11. Still working in the VM, build the starter code using cmake:

% cmake /vagrant % make

(Eventually you should use STRICT mode, cmake -DSTRICT=True /vagrant, but at first you will need to be lenient until you do some code development.) Now you should be able to see 4 executable files in /home/vagrant. Just as you saw for Project 3, one of the executables is vtqulator for the GUI calculator, and another is test_vtqulator for testing using Qt Test. For VTmath, you should see test_vtmath for Catch unit testing, and run_vtmath for stand-alone (non-Qt) exercising of VTmath code. The file run_vtmath is provided only as an example to illustrate how you ca use VTmath with a separate client. 

12. Develop your code to implement all of the Project 4 specifications and associated tests. Eventually, use git to commit your updated source files to the local repository.

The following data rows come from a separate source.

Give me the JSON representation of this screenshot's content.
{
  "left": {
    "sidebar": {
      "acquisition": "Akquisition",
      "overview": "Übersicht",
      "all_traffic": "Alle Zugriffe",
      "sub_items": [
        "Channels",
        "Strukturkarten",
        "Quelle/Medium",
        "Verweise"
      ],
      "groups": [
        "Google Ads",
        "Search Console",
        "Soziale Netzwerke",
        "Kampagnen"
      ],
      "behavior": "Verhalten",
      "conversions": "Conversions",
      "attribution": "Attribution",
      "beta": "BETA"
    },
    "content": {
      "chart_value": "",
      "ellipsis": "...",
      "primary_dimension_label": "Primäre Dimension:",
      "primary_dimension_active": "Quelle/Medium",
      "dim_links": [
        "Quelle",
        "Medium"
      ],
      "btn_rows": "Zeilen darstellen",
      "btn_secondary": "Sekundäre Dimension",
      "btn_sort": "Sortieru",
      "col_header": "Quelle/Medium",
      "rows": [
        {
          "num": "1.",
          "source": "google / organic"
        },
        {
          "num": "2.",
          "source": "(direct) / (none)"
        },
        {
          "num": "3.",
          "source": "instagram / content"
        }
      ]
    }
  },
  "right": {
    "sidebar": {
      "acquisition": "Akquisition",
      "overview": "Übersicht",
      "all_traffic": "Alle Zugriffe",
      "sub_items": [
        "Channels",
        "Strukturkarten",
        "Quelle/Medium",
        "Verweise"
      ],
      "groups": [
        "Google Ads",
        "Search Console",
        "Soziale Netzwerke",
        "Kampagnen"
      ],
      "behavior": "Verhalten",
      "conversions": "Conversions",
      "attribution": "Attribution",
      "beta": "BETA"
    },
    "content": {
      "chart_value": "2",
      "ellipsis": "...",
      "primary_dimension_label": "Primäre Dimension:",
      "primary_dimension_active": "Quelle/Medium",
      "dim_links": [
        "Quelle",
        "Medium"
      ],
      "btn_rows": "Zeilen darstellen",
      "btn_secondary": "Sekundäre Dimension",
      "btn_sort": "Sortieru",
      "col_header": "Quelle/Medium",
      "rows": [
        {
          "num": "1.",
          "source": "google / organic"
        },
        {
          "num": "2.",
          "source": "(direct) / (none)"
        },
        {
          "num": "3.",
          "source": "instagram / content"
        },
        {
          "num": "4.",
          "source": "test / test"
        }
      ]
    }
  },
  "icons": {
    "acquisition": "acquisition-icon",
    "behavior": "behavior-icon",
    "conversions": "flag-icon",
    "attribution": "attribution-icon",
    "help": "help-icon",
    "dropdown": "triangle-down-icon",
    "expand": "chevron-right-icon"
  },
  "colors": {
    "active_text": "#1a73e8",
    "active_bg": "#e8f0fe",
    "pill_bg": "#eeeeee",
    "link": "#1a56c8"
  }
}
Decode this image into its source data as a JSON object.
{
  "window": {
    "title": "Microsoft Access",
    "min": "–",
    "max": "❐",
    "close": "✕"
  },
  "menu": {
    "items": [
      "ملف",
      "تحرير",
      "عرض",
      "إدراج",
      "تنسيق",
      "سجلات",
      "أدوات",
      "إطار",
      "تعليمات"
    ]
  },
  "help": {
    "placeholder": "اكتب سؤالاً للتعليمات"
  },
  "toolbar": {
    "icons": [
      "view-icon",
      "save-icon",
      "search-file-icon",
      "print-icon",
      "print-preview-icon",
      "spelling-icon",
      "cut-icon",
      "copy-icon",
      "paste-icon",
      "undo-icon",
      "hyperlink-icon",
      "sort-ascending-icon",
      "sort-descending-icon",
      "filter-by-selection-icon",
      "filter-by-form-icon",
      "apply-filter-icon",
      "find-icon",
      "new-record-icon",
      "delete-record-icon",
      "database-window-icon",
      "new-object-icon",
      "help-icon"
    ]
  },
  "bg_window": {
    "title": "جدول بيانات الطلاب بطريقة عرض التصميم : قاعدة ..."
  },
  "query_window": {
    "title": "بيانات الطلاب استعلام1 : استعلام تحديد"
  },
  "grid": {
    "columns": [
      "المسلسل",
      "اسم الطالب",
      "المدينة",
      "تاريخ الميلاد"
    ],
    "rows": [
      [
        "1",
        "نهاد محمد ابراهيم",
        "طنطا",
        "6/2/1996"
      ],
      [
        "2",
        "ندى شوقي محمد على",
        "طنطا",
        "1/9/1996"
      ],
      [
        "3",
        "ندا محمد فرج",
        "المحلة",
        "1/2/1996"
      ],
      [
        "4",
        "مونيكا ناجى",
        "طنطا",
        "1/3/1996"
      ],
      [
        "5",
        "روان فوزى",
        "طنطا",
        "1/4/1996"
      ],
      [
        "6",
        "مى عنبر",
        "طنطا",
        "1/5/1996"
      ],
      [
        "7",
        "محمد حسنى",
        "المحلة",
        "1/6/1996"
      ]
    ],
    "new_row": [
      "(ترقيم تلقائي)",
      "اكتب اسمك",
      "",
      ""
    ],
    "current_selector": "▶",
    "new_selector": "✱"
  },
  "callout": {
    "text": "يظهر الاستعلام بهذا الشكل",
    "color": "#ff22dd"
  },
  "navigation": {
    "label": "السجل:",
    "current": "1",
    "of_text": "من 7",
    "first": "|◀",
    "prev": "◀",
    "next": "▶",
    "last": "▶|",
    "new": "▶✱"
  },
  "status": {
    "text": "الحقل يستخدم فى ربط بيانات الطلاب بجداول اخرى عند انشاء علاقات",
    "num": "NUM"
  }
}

% git commit -m "Implement a GUI desk calculator for large integers"

13. Finally, synchronize your local repository with the corresponding one on GitHub:

% git push

You may have to enter your GitHub username and password.

Submission

To submit your work for grading:
1. Tag the git commit that you wish to be considered for grading as “final”.

% git tag final

2. Push this change to GitHub

% git push origin final

If you decide that a later version should be considered as final, simply create and push a new tag, appending a monotonically increasing number to “final” using “-”. For example, final-2, final-3, etc. We encourage these tags in case they are needed to answer questions related to grading.

Your most recent submission to the Inginious autograder (up to the announced deadline) will determine your grade for this assignment. 

Grading

• 0 points: Code compiles in the reference environment with the STRICT setting
• 5 points: Code correctness for VTmath based on the student’s tests (proportional)
• 5 points: Code correctness for vtqulator based on the student’s tests (proportional)
• 5 points: Good coverage by student’s VTmath tests (using lcov in the reference environment)
• 5 points: Good coverage by student’s vtqulator tests (using lcov in the reference environment)
• 60 points: Code correctness based on the instructor’s tests (proportional)
• 10 points: No memory leaks (checked using valgrind in the reference environment)
• 5 points: Good coding style
• 5 points: Good development practices
Total: 100 points

Grading notes

- If your code does not compile/build in the reference environment, then the grade for this assignment will be 0 points.
- Coding style refers to good indentation and spacing, use of meaningful comments, good choice of variable names, and function lengths that are not excessive. A particular requirement is that you provide header comments near the top of each file that your create of modify extensively according the format stated in this course’s Grading Style Guidelines.
- Good development practices refers to regular, incremental, and well-packaged commits. For grading purposes, the (human) grader will look for at least 5 meaningful commits.